10. Why is consumption critical for India’s long-term growth?

  1. According to a World Bank report, India must grow at an average of 8% for over two decades to reach high-income status by 2047.
  2. Historically, India’s trend growth has been 6–7%, with near-8% growth achieved only briefly during FY03–08.
  3. India’s most reliable growth engine has been domestic consumption, which can revive private investment and attract FDI.
  4. However, weak demand visibility is discouraging companies from expanding capacity.
  5. At the same time, rising capital productivity relative to labour productivity raises concerns about how growth benefits will be distributed.
  6. India’s new labour codes are only a small initial step in addressing this challenge.

11. What is the way forward to revive consumption and sustain growth?

  1. India must focus on reviving domestic consumption, especially urban demand, to provide confidence for private investment.
  2. Policy must balance fiscal prudence with targeted support to boost demand, while continuing structural reforms that improve productivity and employment.
  3. Externally, India should accelerate trade negotiations with the EU and other partners to reduce tariff dependence on the US.
  4. Strengthening services exports, remote work opportunities, and skill development will be crucial in an AI-driven global economy.

Conclusion

India successfully weathered severe tariff shocks in 2025 due to domestic stability, reform efforts, and capital inflows. However, the sustainability of growth now depends on reviving domestic consumption to drive private investment. Without this, external uncertainties, weak demand, and global disruptions could constrain India’s economic momentum in the years ahead.

Ensure IAS Mains Question

Q. Despite weathering external tariff shocks in 2025, India faces headwinds from weak domestic consumption. Analyse the reasons for India’s resilience to external shocks and examine why reviving consumption is critical for sustaining private investment and long-term growth. (250 words)

 

Ensure IAS Prelims Question

Q. With reference to India’s economic outlook in 2025-26, consider the following statements:

1.     India faced higher effective tariffs in the US market than China during 2025.

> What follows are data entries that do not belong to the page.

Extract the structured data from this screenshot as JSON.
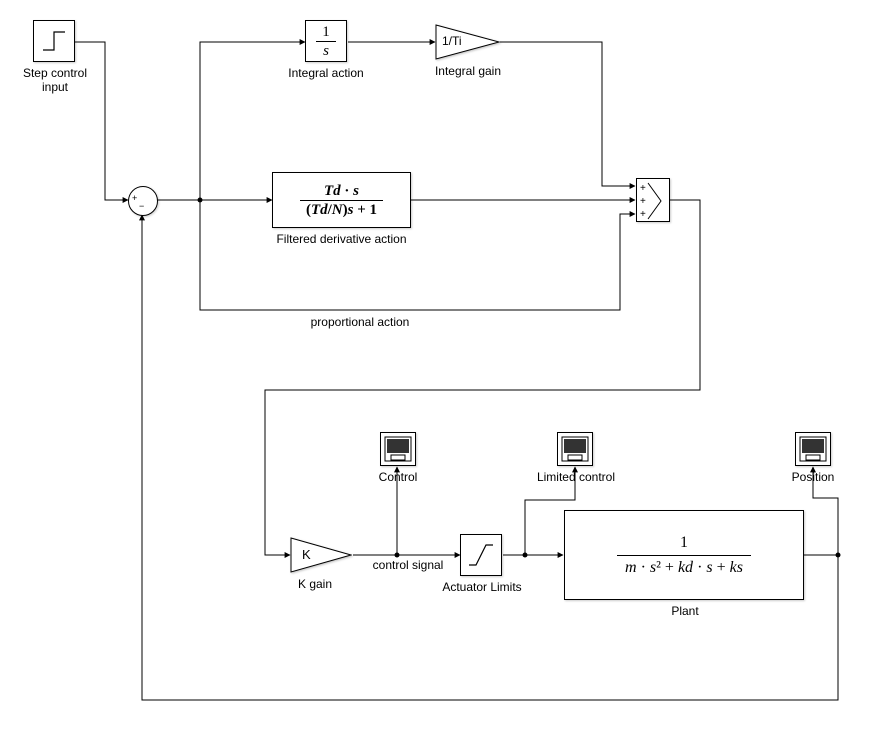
{
  "blocks": {
    "step": {
      "label": "Step control\ninput"
    },
    "integrator": {
      "label": "Integral action",
      "num": "1",
      "den": "s"
    },
    "integral_gain": {
      "label": "Integral gain",
      "text": "1/Ti"
    },
    "filtered_deriv": {
      "label": "Filtered derivative action",
      "num": "Td · s",
      "den": "(Td/N)s + 1"
    },
    "prop_action": {
      "label": "proportional action"
    },
    "k_gain": {
      "label": "K gain",
      "text": "K"
    },
    "control_signal": {
      "label": "control signal"
    },
    "actuator": {
      "label": "Actuator Limits"
    },
    "plant": {
      "label": "Plant",
      "num": "1",
      "den": "m · s² + kd · s + ks"
    },
    "scope_control": {
      "label": "Control"
    },
    "scope_limited": {
      "label": "Limited control"
    },
    "scope_position": {
      "label": "Position"
    },
    "sum": {
      "ports": "+−"
    },
    "sum3": {
      "ports": "+++"
    }
  }
}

2.     Recovery in India’s exports to the US was partly driven by higher exports of tariff-exempt goods.

3.     Capacity utilisation in India has crossed 80%, leading to a strong revival of private investment.

Which of the statements given above is/are correct?

[A] 1 and 2 only

[B] 2 and 3 only

[C] 1 and 3 only

[D] 1, 2 and 3

Answer: [A] 1 and 2 only

Explanation:

Statement 1 is correct: In 2025, India faced the highest effective tariffs into the US, even higher than China, due to reciprocal tariffs and additional penalties.

Statement 2 is correct: India’s export recovery was supported by tariff-exempt goods such as pharmaceuticals and electronics, along with market diversification.

Statement 3 is incorrect: Capacity utilisation remains around 75-77%, below the level required for a strong and sustained revival of private investment.